La Turquie est préoccupée par les accords de normalisation abrahamiques avec Israël, en particulier celui susmentionné des Émirats arabes unis, et Ankara vise à limiter son influence et le statut de nouvelles «entreprises» de ses rivaux arabes. La Turquie s’emploie à démanteler une alliance naissante entre les pays arabes et Israël. Après tout, nous nous demandons pourquoi la Turquie n’essaie pas d’améliorer ses relations avec les pays arabes pour atteindre le même objectif. Est-ce encore possible pour l’histoire et l’aversion mutuelle traditionnelle ?
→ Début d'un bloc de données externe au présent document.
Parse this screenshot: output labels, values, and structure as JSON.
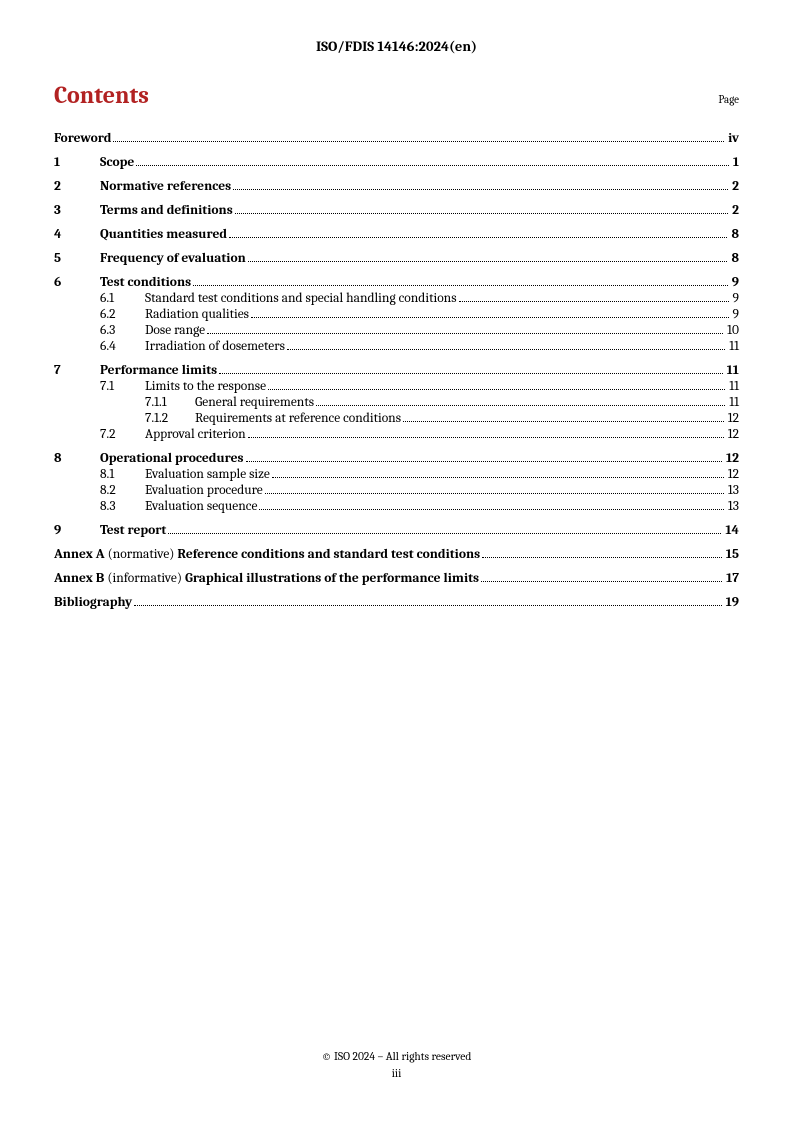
{
  "header": "ISO/FDIS 14146:2024(en)",
  "title": "Contents",
  "page_label": "Page",
  "foreword": {
    "label": "Foreword",
    "page": "iv"
  },
  "sections": [
    {
      "num": "1",
      "label": "Scope",
      "page": "1"
    },
    {
      "num": "2",
      "label": "Normative references",
      "page": "2"
    },
    {
      "num": "3",
      "label": "Terms and definitions",
      "page": "2"
    },
    {
      "num": "4",
      "label": "Quantities measured",
      "page": "8"
    },
    {
      "num": "5",
      "label": "Frequency of evaluation",
      "page": "8"
    },
    {
      "num": "6",
      "label": "Test conditions",
      "page": "9",
      "subs": [
        {
          "num": "6.1",
          "label": "Standard test conditions and special handling conditions",
          "page": "9"
        },
        {
          "num": "6.2",
          "label": "Radiation qualities",
          "page": "9"
        },
        {
          "num": "6.3",
          "label": "Dose range",
          "page": "10"
        },
        {
          "num": "6.4",
          "label": "Irradiation of dosemeters",
          "page": "11"
        }
      ]
    },
    {
      "num": "7",
      "label": "Performance limits",
      "page": "11",
      "subs": [
        {
          "num": "7.1",
          "label": "Limits to the response",
          "page": "11",
          "subs": [
            {
              "num": "7.1.1",
              "label": "General requirements",
              "page": "11"
            },
            {
              "num": "7.1.2",
              "label": "Requirements at reference conditions",
              "page": "12"
            }
          ]
        },
        {
          "num": "7.2",
          "label": "Approval criterion",
          "page": "12"
        }
      ]
    },
    {
      "num": "8",
      "label": "Operational procedures",
      "page": "12",
      "subs": [
        {
          "num": "8.1",
          "label": "Evaluation sample size",
          "page": "12"
        },
        {
          "num": "8.2",
          "label": "Evaluation procedure",
          "page": "13"
        },
        {
          "num": "8.3",
          "label": "Evaluation sequence",
          "page": "13"
        }
      ]
    },
    {
      "num": "9",
      "label": "Test report",
      "page": "14"
    }
  ],
  "annexes": [
    {
      "letter": "Annex A",
      "type": "(normative)",
      "title": "Reference conditions and standard test conditions",
      "page": "15"
    },
    {
      "letter": "Annex B",
      "type": "(informative)",
      "title": "Graphical illustrations of the performance limits",
      "page": "17"
    }
  ],
  "bibliography": {
    "label": "Bibliography",
    "page": "19"
  },
  "footer": {
    "copyright": "© ISO 2024 – All rights reserved",
    "pagenum": "iii"
  }
}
La Turquie tente d’alléger la pression exercée sur ses activités à Jérusalem et en Palestine du fait de l’amélioration éventuelle des relations avec Israël. La Turquie finance de grands projets à Jérusalem et Israël essaie de l’en empêcher. Inversement, une amélioration des relations israélo-turques pourrait desserrer le frein israélien. À ce jour, aucune réponse officielle israélienne n’a été reçue aux déclarations d’Ankara.

Les médias israéliens parlent de suspicion et de froideur en réponse au rapprochement turc, avec la crainte qu’Erdoğan prépare un stratagème, visant non pas tant à améliorer ses relations avec Israël, mais visant à saboter les relations de Tel Aviv et les contacts avec d’autres pays. Toutefois, des fuites de hauts responsables israéliens indiquent que leur pays a fixé les conditions pour la restauration des relations et que celle-ci incluent la fin des liens de la Turquie avec le Hamas; le transfert de projets turcs à Jérusalem par les canaux israéliens; l’abstention de voter contre Israël dans les organisations internationales et l’adoption d’une position équilibrée entre Israël et les Palestiniens.

On ne sait pas encore quel sera le sort des relations Turquie-Israël dans les mois à venir, avec Joe Biden à la Maison Blanche et après les élections israéliennes du 23 mars. Cependant, il est important de noter que la Turquie n’abandonnera pas le «principe de liaison», qui diffère du nouveau principe de normalisation arabe, qui repose sur la séparation de la question palestinienne et des relations avec Israël. Le « principe de liaison » turc est une réalité nécessaire pour la Turquie, de sorte que les dirigeants palestiniens doivent travailler avec les Turcs pour maximiser les objectifs communs, notamment en ce qui concerne Jérusalem, la mosquée Al-Aqsa et Gaza. Ce ne sont pas des étapes faciles, mais pas impossibles non plus franchir.